Credit: Gabriel Bá and Dave Stewart (Dark Horse Comics); from The Umbrella Academy: The Apocalypse Suite
Klaus Hargreeves, a.k.a. The Séance , a.k.a. Number Four
Do you notice how every superhero group has one person who’s the comic relief? Often times, they also have these really weird quirks and behaviors which make them even odder. Well, Klaus Hargreeves definitely looks and acts. He’s skinny, pale, flamboyant, has the words “Hello” and “Goodbye” tattooed on the palms of his hands, and is, perhaps, more than a little crazy.
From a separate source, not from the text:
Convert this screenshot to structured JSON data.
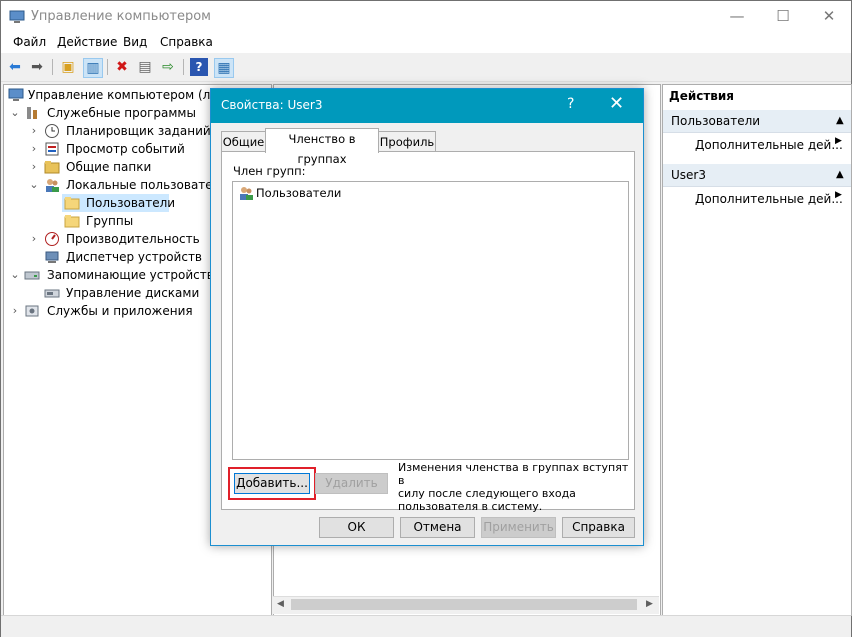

However, as befitting the tropes of a superhero group’s comic relief, The Séance is far more powerful than even he’s aware of. Among his abilities are telepathy, telekinesis, levitation, and–as his codename implies– communing with and channeling the dead. Thing is, his powers only work so long as he’s barefoot. Also, one of the reasons he’s so powerful is because Sir Hargreeves experimented on him the most. Little wonder then he grows up into a drug addict and checked himself into a psychiatric hospital.
Seems with the excellent casting of Robert Sheehan, the creators are amping up Kluas’ eccentricities to eleven, which includes dressing in women’s attire. Perhaps this is meant to visually convey how, as a psychic medium, Klaus could channel female spirits. Supposedly, the show will also establish that Klaus, after leaving the team, has become a thief. If so, he’s likely pursued this path to fuel his drug habit, as shown in the recent issues of The Umbrella Academy: Hotel Oblivion.
Credit: Gabriel Bá and Dave Stewart (Dark Horse Comics); from The Umbrella Academy: The Apocalypse Suite
The Boy, a.k.a. Number Five
Having run away before the Umbrella Academy’s first mission, the boy known only as Number Five was never given a proper name or superhero moniker. Only he didn’t just run away–he went twenty years into the future. That’s because Number Five can travel through time. Yet when Number Five arrived, he saw that the world is destroyed three days (eight days in the show) after Sir Hargreeves death. As his powers only allowed him to travel into the future, Number Five spent the next fifty years figuring out how to return home.
However, instead returning moments before he left, Number Five returned on the day of Sir Hargreeves’ death. Even more curious, he’s somehow stopped aging. As the result, Number Five is literally a sixty-year-old man trapped in the body of a ten-year-old and virtually immortal. Also, Number Five can give himself super speed my making less-than-a-second “microjumps” into the future. Also, as technically the oldest member of the team who survived years in a post-apocalyptic wasteland, Number Five is as bitterly sarcastic as he is ruthless.
As one might expect, Number Five plays a vital role in both The Apocalypse Suite and Dallas, both of which the NetFlix series has clearly adapted for its first season. He also has ties, as is the case with the comics, the sugar-craving, time-traveling assassins Hazel and Cha-Cha (played by Cameron Britton and Mary J. Bilge respectively). The main difference, however, is that Number Five will look more adolescent and prepubescent since Aidan Gallagher, the actor who plays him, is fifteen years old in real life. Another change is that he’ll actually be part of the team before running away into the future.